(March 2025): Version 2.0 of the benchmark has been released (see https://clembench.github.io/ ). And some major refactorings are underway and will be released very soon. (Preview: The framework will become pip-installable, and the games that make the benchmark will get their own repo. (In fact, the code used for running 2.0 already lives in a separate repo: https://github.com/clp-research/clemgames .) Everything will become easier. Hopefully.)
(February 2024): We have updated the framework code. If you have written games using the initial release version, see this guide on how to update your game.
clembench: A Framework for the Systematic Evaluation of Chat-Optimized Language Models as Conversational Agents
The cLLM (chat-optimized Large Language Model, "clem") framework tests such models' ability to engage in games – rule-constituted activities played using language. The framework is a systematic way of probing for the situated language understanding of language using agents.

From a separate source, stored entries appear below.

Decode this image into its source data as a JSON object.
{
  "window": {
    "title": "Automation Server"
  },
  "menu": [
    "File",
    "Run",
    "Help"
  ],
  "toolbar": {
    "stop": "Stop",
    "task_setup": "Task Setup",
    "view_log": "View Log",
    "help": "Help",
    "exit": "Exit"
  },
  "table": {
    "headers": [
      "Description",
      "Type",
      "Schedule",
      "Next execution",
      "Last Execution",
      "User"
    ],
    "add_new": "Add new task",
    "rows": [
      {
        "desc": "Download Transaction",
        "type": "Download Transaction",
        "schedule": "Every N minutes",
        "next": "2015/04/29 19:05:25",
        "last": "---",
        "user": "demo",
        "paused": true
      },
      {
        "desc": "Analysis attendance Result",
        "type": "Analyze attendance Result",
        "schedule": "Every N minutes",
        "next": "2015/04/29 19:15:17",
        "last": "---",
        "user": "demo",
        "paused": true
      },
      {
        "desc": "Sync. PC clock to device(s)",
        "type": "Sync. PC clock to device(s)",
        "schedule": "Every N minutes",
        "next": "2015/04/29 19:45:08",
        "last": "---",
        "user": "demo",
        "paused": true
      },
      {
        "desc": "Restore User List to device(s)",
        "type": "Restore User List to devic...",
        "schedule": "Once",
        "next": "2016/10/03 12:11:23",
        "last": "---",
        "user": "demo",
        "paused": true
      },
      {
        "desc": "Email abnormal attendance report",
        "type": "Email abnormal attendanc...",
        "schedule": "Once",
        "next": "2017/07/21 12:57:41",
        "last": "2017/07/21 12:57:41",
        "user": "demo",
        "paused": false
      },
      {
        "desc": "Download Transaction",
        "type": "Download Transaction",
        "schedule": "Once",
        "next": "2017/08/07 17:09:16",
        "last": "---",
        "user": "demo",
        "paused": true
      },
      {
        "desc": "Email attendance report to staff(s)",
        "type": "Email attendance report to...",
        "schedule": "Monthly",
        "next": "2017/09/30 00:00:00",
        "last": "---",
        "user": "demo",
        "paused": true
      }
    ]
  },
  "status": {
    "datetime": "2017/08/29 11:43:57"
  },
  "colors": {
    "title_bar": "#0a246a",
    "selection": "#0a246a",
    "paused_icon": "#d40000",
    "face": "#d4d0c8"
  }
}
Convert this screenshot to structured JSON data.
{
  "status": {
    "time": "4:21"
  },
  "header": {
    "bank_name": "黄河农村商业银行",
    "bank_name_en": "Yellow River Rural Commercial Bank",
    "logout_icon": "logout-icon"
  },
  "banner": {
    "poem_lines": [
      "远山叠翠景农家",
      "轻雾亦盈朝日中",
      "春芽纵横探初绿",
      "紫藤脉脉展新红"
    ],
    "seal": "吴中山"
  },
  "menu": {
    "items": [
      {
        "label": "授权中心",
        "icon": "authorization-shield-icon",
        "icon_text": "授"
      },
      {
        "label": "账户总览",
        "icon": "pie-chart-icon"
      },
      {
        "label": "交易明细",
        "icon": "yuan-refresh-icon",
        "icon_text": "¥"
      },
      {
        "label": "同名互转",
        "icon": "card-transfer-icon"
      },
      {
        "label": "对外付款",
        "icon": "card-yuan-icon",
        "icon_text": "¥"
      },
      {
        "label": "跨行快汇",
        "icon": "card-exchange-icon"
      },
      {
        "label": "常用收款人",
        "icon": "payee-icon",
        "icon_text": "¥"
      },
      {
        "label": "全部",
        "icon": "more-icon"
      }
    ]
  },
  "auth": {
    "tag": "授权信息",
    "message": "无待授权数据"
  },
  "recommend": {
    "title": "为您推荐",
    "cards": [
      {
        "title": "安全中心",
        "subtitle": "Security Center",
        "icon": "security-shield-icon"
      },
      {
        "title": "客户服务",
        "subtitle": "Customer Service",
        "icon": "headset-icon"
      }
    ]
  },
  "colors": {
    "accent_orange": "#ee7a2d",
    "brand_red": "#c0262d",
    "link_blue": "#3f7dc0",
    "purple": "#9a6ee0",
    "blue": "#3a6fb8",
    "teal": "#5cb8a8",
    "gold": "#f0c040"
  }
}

This repository contains the code for setting up the framework and implements a number of games that are further discussed in
Chalamalasetti, K., Götze, J., Hakimov, S., Madureira, B., Sadler, P., & Schlangen, D. (2023). clembench: Using Game Play to Evaluate Chat-Optimized Language Models as Conversational Agents (arXiv:2305.13455). arXiv. https://doi.org/10.48550/arXiv.2305.13455
On the main project website , under leaderboard.
see games repository
- A Simple Word Game: taboo
- A Word-Guessing Game Based on Clues: wordle
- Drawing Instruction Giving and Following: image
- An ASCII Picture Reference Game: reference
- Scorekeeping: private and shared
The project is now pip installable. This means that there is no need to checkout the repository, but you can simply install the packaged project as usual:
(myclem) pip install clemcore
(However, clemcore developers should checkout this repository and install from within the directory pip install . -e
)
Note that we highly recommend to perform the installation in a distinct virtual python environment, because there might be a lot of dependencies necessary depending on your use case. Additional install options are:
(myclem) pip install clemcore[huggingface] # dependencies for the local hf backend
(myclem) pip install clemcore[vllm] # dependencies for the local vllm backend
(myclem) pip install clemcore[slurk] # dependencies for the slurk backend
After the installation you will have access to the clem
CLI tool. The main functions are:
(myclem) clem list games # list the games available for a run
(myclem) clem list backends # list the backends available for a run
(myclem) clem list models # list the models available for a run
(myclem) clem run -g <game> -m <model> # runs the game benchmark; also transcribes and scores
(myclem) clem transcribe # translates interactions into html files
(myclem) clem score # computes individual performance measures
(myclem) clem eval # computes overall performances measures; requires scores
Note that clem
operates relative to the current working directory, that is, the directory it is called from.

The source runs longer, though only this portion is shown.